Starwood hotels gets binding US$78-a-share offer from Anbang Group

SEATTLE (BLOOMBERG) - Starwood Hotels & Resorts Worldwide Inc., owner of brands such as Westin, Sheraton and W, said it received a binding US$13.2 billion (S$17.9 billion) takeover bid from a group led by China's Anbang Insurance Group Co., a superior offer to one by Marriott International Inc.

Anbang and its partners will pay US$78 a share in cash for Starwood, according to a statement Friday. The offer is US$2 a share more than the surprise bid the group made last week. It eclipses Marriott's cash-and-stock deal, which Starwood agreed to in November and is currently worth about US$68 a share. The announcement puts pressure on Marriott to counter.
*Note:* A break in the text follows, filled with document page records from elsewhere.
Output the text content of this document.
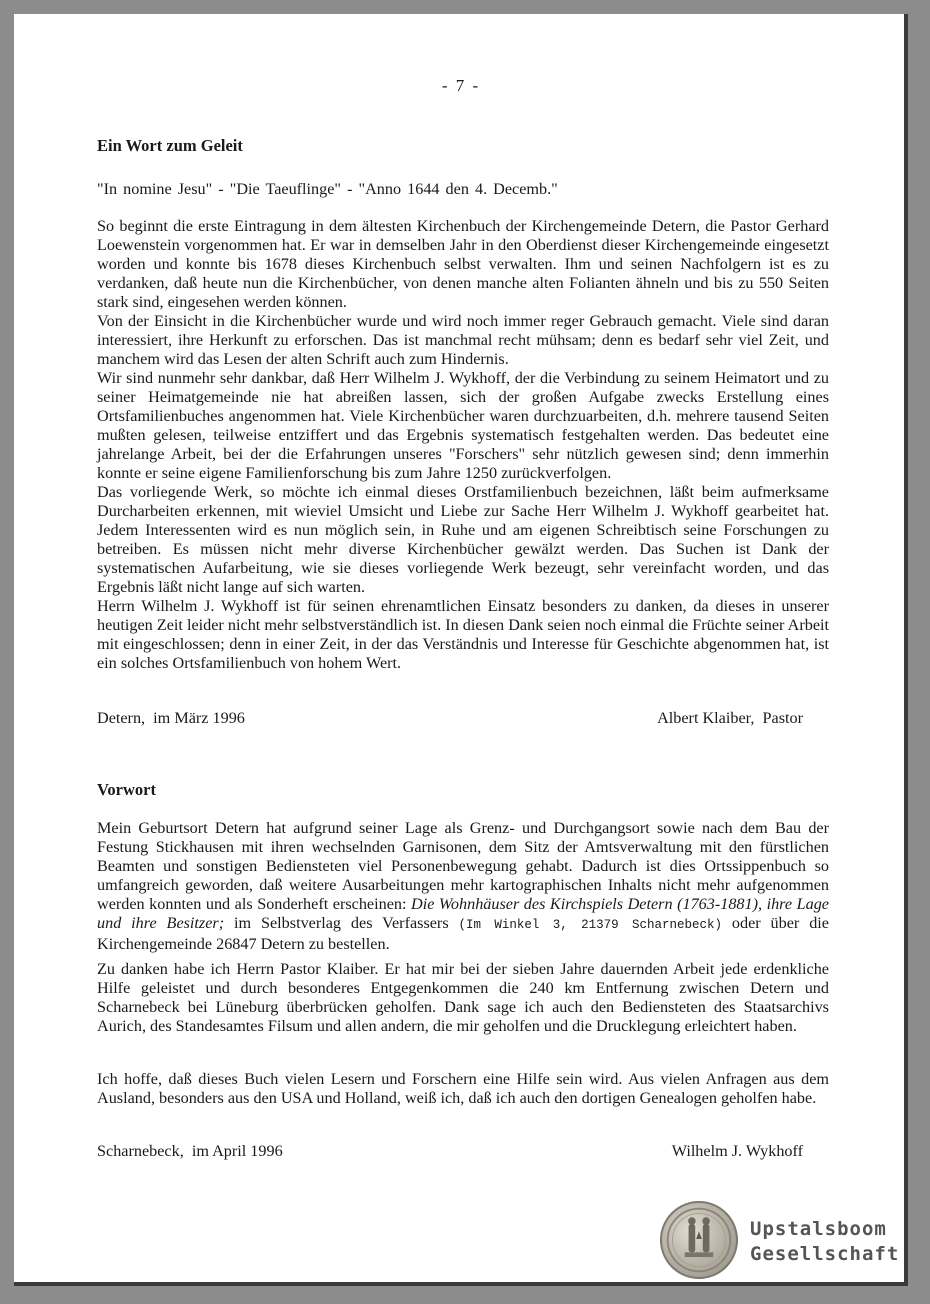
- 7 -
Ein Wort zum Geleit

"In nomine Jesu" - "Die Taeuflinge" - "Anno 1644 den 4. Decemb."

So beginnt die erste Eintragung in dem ältesten Kirchenbuch der Kirchengemeinde Detern, die Pastor Gerhard Loewenstein vorgenommen hat. Er war in demselben Jahr in den Oberdienst dieser Kirchengemeinde eingesetzt worden und konnte bis 1678 dieses Kirchenbuch selbst verwalten. Ihm und seinen Nachfolgern ist es zu verdanken, daß heute nun die Kirchenbücher, von denen manche alten Folianten ähneln und bis zu 550 Seiten stark sind, eingesehen werden können.
Von der Einsicht in die Kirchenbücher wurde und wird noch immer reger Gebrauch gemacht. Viele sind daran interessiert, ihre Herkunft zu erforschen. Das ist manchmal recht mühsam; denn es bedarf sehr viel Zeit, und manchem wird das Lesen der alten Schrift auch zum Hindernis.
Wir sind nunmehr sehr dankbar, daß Herr Wilhelm J. Wykhoff, der die Verbindung zu seinem Heimatort und zu seiner Heimatgemeinde nie hat abreißen lassen, sich der großen Aufgabe zwecks Erstellung eines Ortsfamilienbuches angenommen hat. Viele Kirchenbücher waren durchzuarbeiten, d.h. mehrere tausend Seiten mußten gelesen, teilweise entziffert und das Ergebnis systematisch festgehalten werden. Das bedeutet eine jahrelange Arbeit, bei der die Erfahrungen unseres "Forschers" sehr nützlich gewesen sind; denn immerhin konnte er seine eigene Familienforschung bis zum Jahre 1250 zurückverfolgen.
Das vorliegende Werk, so möchte ich einmal dieses Orstfamilienbuch bezeichnen, läßt beim aufmerksame Durcharbeiten erkennen, mit wieviel Umsicht und Liebe zur Sache Herr Wilhelm J. Wykhoff gearbeitet hat. Jedem Interessenten wird es nun möglich sein, in Ruhe und am eigenen Schreibtisch seine Forschungen zu betreiben. Es müssen nicht mehr diverse Kirchenbücher gewälzt werden. Das Suchen ist Dank der systematischen Aufarbeitung, wie sie dieses vorliegende Werk bezeugt, sehr vereinfacht worden, und das Ergebnis läßt nicht lange auf sich warten.
Herrn Wilhelm J. Wykhoff ist für seinen ehrenamtlichen Einsatz besonders zu danken, da dieses in unserer heutigen Zeit leider nicht mehr selbstverständlich ist. In diesen Dank seien noch einmal die Früchte seiner Arbeit mit eingeschlossen; denn in einer Zeit, in der das Verständnis und Interesse für Geschichte abgenommen hat, ist ein solches Ortsfamilienbuch von hohem Wert.

Detern,  im März 1996	Albert Klaiber,  Pastor
Vorwort

Mein Geburtsort Detern hat aufgrund seiner Lage als Grenz- und Durchgangsort sowie nach dem Bau der Festung Stickhausen mit ihren wechselnden Garnisonen, dem Sitz der Amtsverwaltung mit den fürstlichen Beamten und sonstigen Bediensteten viel Personenbewegung gehabt. Dadurch ist dies Ortssippenbuch so umfangreich geworden, daß weitere Ausarbeitungen mehr kartographischen Inhalts nicht mehr aufgenommen werden konnten und als Sonderheft erscheinen: Die Wohnhäuser des Kirchspiels Detern (1763-1881), ihre Lage und ihre Besitzer; im Selbstverlag des Verfassers (Im Winkel 3, 21379 Scharnebeck) oder über die Kirchengemeinde 26847 Detern zu bestellen.

Zu danken habe ich Herrn Pastor Klaiber. Er hat mir bei der sieben Jahre dauernden Arbeit jede erdenkliche Hilfe geleistet und durch besonderes Entgegenkommen die 240 km Entfernung zwischen Detern und Scharnebeck bei Lüneburg überbrücken geholfen. Dank sage ich auch den Bediensteten des Staatsarchivs Aurich, des Standesamtes Filsum und allen andern, die mir geholfen und die Drucklegung erleichtert haben.

Ich hoffe, daß dieses Buch vielen Lesern und Forschern eine Hilfe sein wird. Aus vielen Anfragen aus dem Ausland, besonders aus den USA und Holland, weiß ich, daß ich auch den dortigen Genealogen geholfen habe.

Scharnebeck,  im April 1996	Wilhelm J. Wykhoff
Upstalsboom
Gesellschaft
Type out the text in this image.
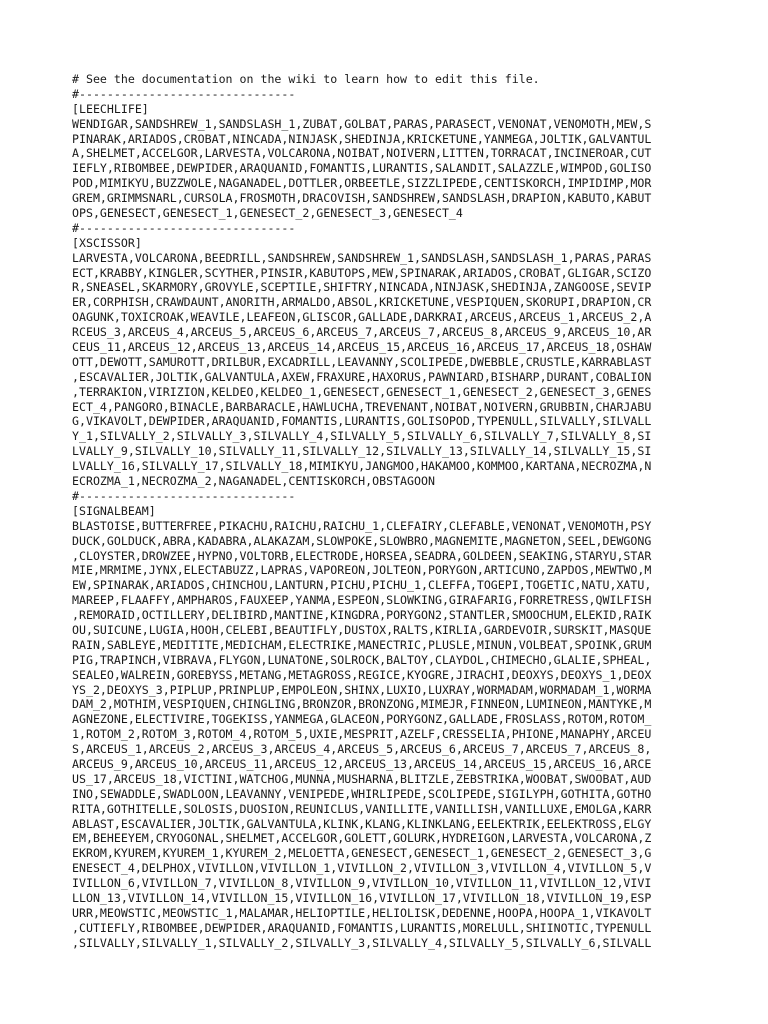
# See the documentation on the wiki to learn how to edit this file.
#-------------------------------
[LEECHLIFE]
WENDIGAR,SANDSHREW_1,SANDSLASH_1,ZUBAT,GOLBAT,PARAS,PARASECT,VENONAT,VENOMOTH,MEW,S
PINARAK,ARIADOS,CROBAT,NINCADA,NINJASK,SHEDINJA,KRICKETUNE,YANMEGA,JOLTIK,GALVANTUL
A,SHELMET,ACCELGOR,LARVESTA,VOLCARONA,NOIBAT,NOIVERN,LITTEN,TORRACAT,INCINEROAR,CUT
IEFLY,RIBOMBEE,DEWPIDER,ARAQUANID,FOMANTIS,LURANTIS,SALANDIT,SALAZZLE,WIMPOD,GOLISO
POD,MIMIKYU,BUZZWOLE,NAGANADEL,DOTTLER,ORBEETLE,SIZZLIPEDE,CENTISKORCH,IMPIDIMP,MOR
GREM,GRIMMSNARL,CURSOLA,FROSMOTH,DRACOVISH,SANDSHREW,SANDSLASH,DRAPION,KABUTO,KABUT
OPS,GENESECT,GENESECT_1,GENESECT_2,GENESECT_3,GENESECT_4
#-------------------------------
[XSCISSOR]
LARVESTA,VOLCARONA,BEEDRILL,SANDSHREW,SANDSHREW_1,SANDSLASH,SANDSLASH_1,PARAS,PARAS
ECT,KRABBY,KINGLER,SCYTHER,PINSIR,KABUTOPS,MEW,SPINARAK,ARIADOS,CROBAT,GLIGAR,SCIZO
R,SNEASEL,SKARMORY,GROVYLE,SCEPTILE,SHIFTRY,NINCADA,NINJASK,SHEDINJA,ZANGOOSE,SEVIP
ER,CORPHISH,CRAWDAUNT,ANORITH,ARMALDO,ABSOL,KRICKETUNE,VESPIQUEN,SKORUPI,DRAPION,CR
OAGUNK,TOXICROAK,WEAVILE,LEAFEON,GLISCOR,GALLADE,DARKRAI,ARCEUS,ARCEUS_1,ARCEUS_2,A
RCEUS_3,ARCEUS_4,ARCEUS_5,ARCEUS_6,ARCEUS_7,ARCEUS_7,ARCEUS_8,ARCEUS_9,ARCEUS_10,AR
CEUS_11,ARCEUS_12,ARCEUS_13,ARCEUS_14,ARCEUS_15,ARCEUS_16,ARCEUS_17,ARCEUS_18,OSHAW
OTT,DEWOTT,SAMUROTT,DRILBUR,EXCADRILL,LEAVANNY,SCOLIPEDE,DWEBBLE,CRUSTLE,KARRABLAST
,ESCAVALIER,JOLTIK,GALVANTULA,AXEW,FRAXURE,HAXORUS,PAWNIARD,BISHARP,DURANT,COBALION
,TERRAKION,VIRIZION,KELDEO,KELDEO_1,GENESECT,GENESECT_1,GENESECT_2,GENESECT_3,GENES
ECT_4,PANGORO,BINACLE,BARBARACLE,HAWLUCHA,TREVENANT,NOIBAT,NOIVERN,GRUBBIN,CHARJABU
G,VIKAVOLT,DEWPIDER,ARAQUANID,FOMANTIS,LURANTIS,GOLISOPOD,TYPENULL,SILVALLY,SILVALL
Y_1,SILVALLY_2,SILVALLY_3,SILVALLY_4,SILVALLY_5,SILVALLY_6,SILVALLY_7,SILVALLY_8,SI
LVALLY_9,SILVALLY_10,SILVALLY_11,SILVALLY_12,SILVALLY_13,SILVALLY_14,SILVALLY_15,SI
LVALLY_16,SILVALLY_17,SILVALLY_18,MIMIKYU,JANGMOO,HAKAMOO,KOMMOO,KARTANA,NECROZMA,N
ECROZMA_1,NECROZMA_2,NAGANADEL,CENTISKORCH,OBSTAGOON
#-------------------------------
[SIGNALBEAM]
BLASTOISE,BUTTERFREE,PIKACHU,RAICHU,RAICHU_1,CLEFAIRY,CLEFABLE,VENONAT,VENOMOTH,PSY
DUCK,GOLDUCK,ABRA,KADABRA,ALAKAZAM,SLOWPOKE,SLOWBRO,MAGNEMITE,MAGNETON,SEEL,DEWGONG
,CLOYSTER,DROWZEE,HYPNO,VOLTORB,ELECTRODE,HORSEA,SEADRA,GOLDEEN,SEAKING,STARYU,STAR
MIE,MRMIME,JYNX,ELECTABUZZ,LAPRAS,VAPOREON,JOLTEON,PORYGON,ARTICUNO,ZAPDOS,MEWTWO,M
EW,SPINARAK,ARIADOS,CHINCHOU,LANTURN,PICHU,PICHU_1,CLEFFA,TOGEPI,TOGETIC,NATU,XATU,
MAREEP,FLAAFFY,AMPHAROS,FAUXEEP,YANMA,ESPEON,SLOWKING,GIRAFARIG,FORRETRESS,QWILFISH
,REMORAID,OCTILLERY,DELIBIRD,MANTINE,KINGDRA,PORYGON2,STANTLER,SMOOCHUM,ELEKID,RAIK
OU,SUICUNE,LUGIA,HOOH,CELEBI,BEAUTIFLY,DUSTOX,RALTS,KIRLIA,GARDEVOIR,SURSKIT,MASQUE
RAIN,SABLEYE,MEDITITE,MEDICHAM,ELECTRIKE,MANECTRIC,PLUSLE,MINUN,VOLBEAT,SPOINK,GRUM
PIG,TRAPINCH,VIBRAVA,FLYGON,LUNATONE,SOLROCK,BALTOY,CLAYDOL,CHIMECHO,GLALIE,SPHEAL,
SEALEO,WALREIN,GOREBYSS,METANG,METAGROSS,REGICE,KYOGRE,JIRACHI,DEOXYS,DEOXYS_1,DEOX
YS_2,DEOXYS_3,PIPLUP,PRINPLUP,EMPOLEON,SHINX,LUXIO,LUXRAY,WORMADAM,WORMADAM_1,WORMA
DAM_2,MOTHIM,VESPIQUEN,CHINGLING,BRONZOR,BRONZONG,MIMEJR,FINNEON,LUMINEON,MANTYKE,M
AGNEZONE,ELECTIVIRE,TOGEKISS,YANMEGA,GLACEON,PORYGONZ,GALLADE,FROSLASS,ROTOM,ROTOM_
1,ROTOM_2,ROTOM_3,ROTOM_4,ROTOM_5,UXIE,MESPRIT,AZELF,CRESSELIA,PHIONE,MANAPHY,ARCEU
S,ARCEUS_1,ARCEUS_2,ARCEUS_3,ARCEUS_4,ARCEUS_5,ARCEUS_6,ARCEUS_7,ARCEUS_7,ARCEUS_8,
ARCEUS_9,ARCEUS_10,ARCEUS_11,ARCEUS_12,ARCEUS_13,ARCEUS_14,ARCEUS_15,ARCEUS_16,ARCE
US_17,ARCEUS_18,VICTINI,WATCHOG,MUNNA,MUSHARNA,BLITZLE,ZEBSTRIKA,WOOBAT,SWOOBAT,AUD
INO,SEWADDLE,SWADLOON,LEAVANNY,VENIPEDE,WHIRLIPEDE,SCOLIPEDE,SIGILYPH,GOTHITA,GOTHO
RITA,GOTHITELLE,SOLOSIS,DUOSION,REUNICLUS,VANILLITE,VANILLISH,VANILLUXE,EMOLGA,KARR
ABLAST,ESCAVALIER,JOLTIK,GALVANTULA,KLINK,KLANG,KLINKLANG,EELEKTRIK,EELEKTROSS,ELGY
EM,BEHEEYEM,CRYOGONAL,SHELMET,ACCELGOR,GOLETT,GOLURK,HYDREIGON,LARVESTA,VOLCARONA,Z
EKROM,KYUREM,KYUREM_1,KYUREM_2,MELOETTA,GENESECT,GENESECT_1,GENESECT_2,GENESECT_3,G
ENESECT_4,DELPHOX,VIVILLON,VIVILLON_1,VIVILLON_2,VIVILLON_3,VIVILLON_4,VIVILLON_5,V
IVILLON_6,VIVILLON_7,VIVILLON_8,VIVILLON_9,VIVILLON_10,VIVILLON_11,VIVILLON_12,VIVI
LLON_13,VIVILLON_14,VIVILLON_15,VIVILLON_16,VIVILLON_17,VIVILLON_18,VIVILLON_19,ESP
URR,MEOWSTIC,MEOWSTIC_1,MALAMAR,HELIOPTILE,HELIOLISK,DEDENNE,HOOPA,HOOPA_1,VIKAVOLT
,CUTIEFLY,RIBOMBEE,DEWPIDER,ARAQUANID,FOMANTIS,LURANTIS,MORELULL,SHIINOTIC,TYPENULL
,SILVALLY,SILVALLY_1,SILVALLY_2,SILVALLY_3,SILVALLY_4,SILVALLY_5,SILVALLY_6,SILVALL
Starwood notified Marriott that it and determined the Anbang bid constitutes a "superior proposal" and that Starwood's board intends to terminate the Marriott merger agreement and enter into a definitive agreement with the group. Marriott has until 11:59 p.m. New York time on March 28 to negotiate revisions to the existing agreement.

An acquisition by Anbang, which requires approval by regulators and Starwood shareholders, would mark the largest- ever acquisition of a U.S. company by a Chinese buyer, topping the 2013 purchase of Smithfield Foods Inc. for almost US$7 billion including debt. Investors from China are pouring money into U.S. real estate and seeking the prize of international hotel brands amid slowing growth at home.

U.S. Push Starwood, besides being one of the world's biggest hotel operators, owns real estate worth about US$4 billion, including the landmark St. Regis off Fifth Avenue in Manhattan, according to David Loeb, an analyst at Robert W. Baird & Co.

"The assets are world-class, with some of the highest- quality product in the most sought-after locations and are a key underpinning to Starwood's value," Mr Loeb wrote in a March 14 note to clients.

Anbang started a push into U.S. hotels last year, buying Manhattan's Waldorf Astoria for a record US$1.95 billion. The Beijing-based insurer has also agreed to buy Strategic Hotels & Resorts Inc., an owner of 16 luxury U.S. properties, from Blackstone Group LP for about US$6.5 billion, according to people with knowledge of the matter.

A merger of Starwood and Marriott would have created the world's largest hotel operator. Under the terms of their binding agreement, Marriott would be paid a breakup fee of US$400 million.

Anbang's offer is all cash, whereas only US$2 of Marriott's offer is, with the rest in Marriott stock. Anbang's partners in the Starwood bid include private equity firm J.C. Flowers & Co. and Chinese investment firm Primavera Capital. Primavera was founded by Fred Hu, who previously ran China dealmaking for Goldman Sachs Group Inc.

Chinese investors put a premium on owning real estate. Anbang Chairman Wu Xiaohui told Harvard University students a month before buying the Waldorf how solidly it was built. By contrast, U.S. companies such as Marriott and Starwood have been trying to shed real estate, seeing buildings as a capital burden requiring constant upkeep and favoring the high returns from managing and franchising hotels.

The transaction may trigger a review by the Committee on Foreign Investment in the U.S., a government panel that examines acquisitions of U.S. businesses by foreign buyers to protect national security.